P. ¿Lo mejor que le dejó el fútbol?

R.

El tesoro más grande son mis amigos. Eso no tiene precio. Las amistades que me dejó el fútbol siempre se las voy a agradecer a Dios. Sé bien quiénes están en los momentos buenos y malos. En la cúspide sobran, pero el verdadero amigo es el que siempre está ahí.

P. ¿Cree que pudo llegar más lejos en el fútbol?

R.

Sí. Lo digo muy humildemente. Es algo que personalmente me lo recrimino. Si hubiera tenido más madurez, más claras las cosas, como ahora, a esta edad, mi carrera hubiese sido mejor, hubiera llegado más lejos. El profesor Francisco Maturana me llamó a un microciclo, tenía condiciones para estar más tiempo en Selección. En su momento también recibí una oferta de San Lorenzo. La lesión también significó que mi carrera se terminara temprano. No entiendo por qué Óscar Díaz tuvo esa manera tan destructiva de entrarme a disputar el balón. Duré un año sin jugar, me operaron dos veces y tuve una recuperación tardía por cosas personales.

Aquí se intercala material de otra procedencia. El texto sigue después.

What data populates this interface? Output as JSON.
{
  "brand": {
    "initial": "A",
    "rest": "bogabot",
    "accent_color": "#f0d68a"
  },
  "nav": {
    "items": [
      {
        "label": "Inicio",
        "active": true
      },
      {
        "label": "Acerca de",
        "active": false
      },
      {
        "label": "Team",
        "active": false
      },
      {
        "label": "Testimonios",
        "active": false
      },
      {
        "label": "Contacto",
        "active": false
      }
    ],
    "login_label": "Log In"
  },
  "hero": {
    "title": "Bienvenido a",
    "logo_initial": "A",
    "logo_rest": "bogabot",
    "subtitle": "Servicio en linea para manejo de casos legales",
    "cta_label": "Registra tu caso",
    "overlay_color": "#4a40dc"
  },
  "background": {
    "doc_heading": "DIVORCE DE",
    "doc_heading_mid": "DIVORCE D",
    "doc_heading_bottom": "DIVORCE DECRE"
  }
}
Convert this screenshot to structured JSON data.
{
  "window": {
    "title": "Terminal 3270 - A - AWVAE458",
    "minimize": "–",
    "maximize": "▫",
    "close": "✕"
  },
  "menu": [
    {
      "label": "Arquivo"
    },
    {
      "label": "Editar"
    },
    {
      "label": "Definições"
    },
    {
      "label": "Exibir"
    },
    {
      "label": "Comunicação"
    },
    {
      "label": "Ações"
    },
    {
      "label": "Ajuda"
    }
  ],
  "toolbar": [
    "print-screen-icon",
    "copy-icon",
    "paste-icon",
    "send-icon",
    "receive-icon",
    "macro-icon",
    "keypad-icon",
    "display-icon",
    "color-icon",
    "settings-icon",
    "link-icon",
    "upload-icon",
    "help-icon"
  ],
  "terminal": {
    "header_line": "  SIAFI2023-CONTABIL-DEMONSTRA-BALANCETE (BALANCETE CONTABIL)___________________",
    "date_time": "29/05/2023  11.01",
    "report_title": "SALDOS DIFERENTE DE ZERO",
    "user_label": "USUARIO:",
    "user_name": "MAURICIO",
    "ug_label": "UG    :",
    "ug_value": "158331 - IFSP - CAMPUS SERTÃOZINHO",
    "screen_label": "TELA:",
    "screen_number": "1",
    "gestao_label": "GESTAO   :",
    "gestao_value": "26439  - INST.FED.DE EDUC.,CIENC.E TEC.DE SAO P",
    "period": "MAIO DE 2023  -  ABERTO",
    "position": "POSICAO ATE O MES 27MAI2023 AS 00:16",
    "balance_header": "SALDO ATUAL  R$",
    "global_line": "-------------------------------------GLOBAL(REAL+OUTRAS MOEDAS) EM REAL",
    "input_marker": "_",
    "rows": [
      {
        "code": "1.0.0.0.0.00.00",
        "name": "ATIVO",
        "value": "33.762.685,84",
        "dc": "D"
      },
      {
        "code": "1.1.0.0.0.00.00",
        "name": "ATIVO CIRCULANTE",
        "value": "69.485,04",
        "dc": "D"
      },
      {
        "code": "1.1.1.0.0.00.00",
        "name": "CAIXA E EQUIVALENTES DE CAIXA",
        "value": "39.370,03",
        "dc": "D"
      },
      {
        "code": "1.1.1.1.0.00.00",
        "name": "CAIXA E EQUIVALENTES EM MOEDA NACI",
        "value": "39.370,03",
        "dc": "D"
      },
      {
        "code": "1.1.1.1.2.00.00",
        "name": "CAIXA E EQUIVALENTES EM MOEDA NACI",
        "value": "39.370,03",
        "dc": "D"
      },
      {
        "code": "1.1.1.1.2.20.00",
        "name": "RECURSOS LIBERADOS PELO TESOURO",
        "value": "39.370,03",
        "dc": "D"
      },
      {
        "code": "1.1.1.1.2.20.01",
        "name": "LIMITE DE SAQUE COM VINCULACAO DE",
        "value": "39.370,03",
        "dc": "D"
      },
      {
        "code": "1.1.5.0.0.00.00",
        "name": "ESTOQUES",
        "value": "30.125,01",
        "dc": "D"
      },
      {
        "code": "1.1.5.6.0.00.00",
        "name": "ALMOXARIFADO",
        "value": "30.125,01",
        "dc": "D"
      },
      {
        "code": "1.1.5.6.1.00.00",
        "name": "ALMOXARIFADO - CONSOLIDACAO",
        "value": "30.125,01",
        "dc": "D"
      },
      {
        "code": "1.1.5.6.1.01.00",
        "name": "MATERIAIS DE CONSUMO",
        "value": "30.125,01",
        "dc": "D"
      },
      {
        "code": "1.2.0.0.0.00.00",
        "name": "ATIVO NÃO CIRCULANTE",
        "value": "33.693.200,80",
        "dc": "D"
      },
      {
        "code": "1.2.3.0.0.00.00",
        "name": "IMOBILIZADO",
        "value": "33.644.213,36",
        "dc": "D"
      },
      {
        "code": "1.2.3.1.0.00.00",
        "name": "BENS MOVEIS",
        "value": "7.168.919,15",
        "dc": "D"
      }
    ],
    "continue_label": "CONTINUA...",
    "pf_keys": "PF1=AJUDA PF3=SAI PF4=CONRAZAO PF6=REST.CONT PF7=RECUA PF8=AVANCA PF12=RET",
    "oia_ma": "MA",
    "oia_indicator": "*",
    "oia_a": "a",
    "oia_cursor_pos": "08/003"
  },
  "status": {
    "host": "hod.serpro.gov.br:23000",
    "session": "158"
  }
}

P. ¿Cuándo dice madurez se refiere a que debió ser más disciplinado?

R.

Exacto. Eso es a lo que directamente me refiero. No puedo decir que fui el jugador más desordenado de todos, pero, y lo hablaba con Leonardo Rojano recientemente, si hubiéramos tenido más madurez en esos momentos, saber dónde meternos, los descansos a las horas necesarias, el no abusar en el entrenamiento invisible, nuestras carreras habrían sido más duraderas y habríamos conseguido más cosas. Si mi disciplina hubiese sido mejor, mi carrera habría sido más satisfactoria.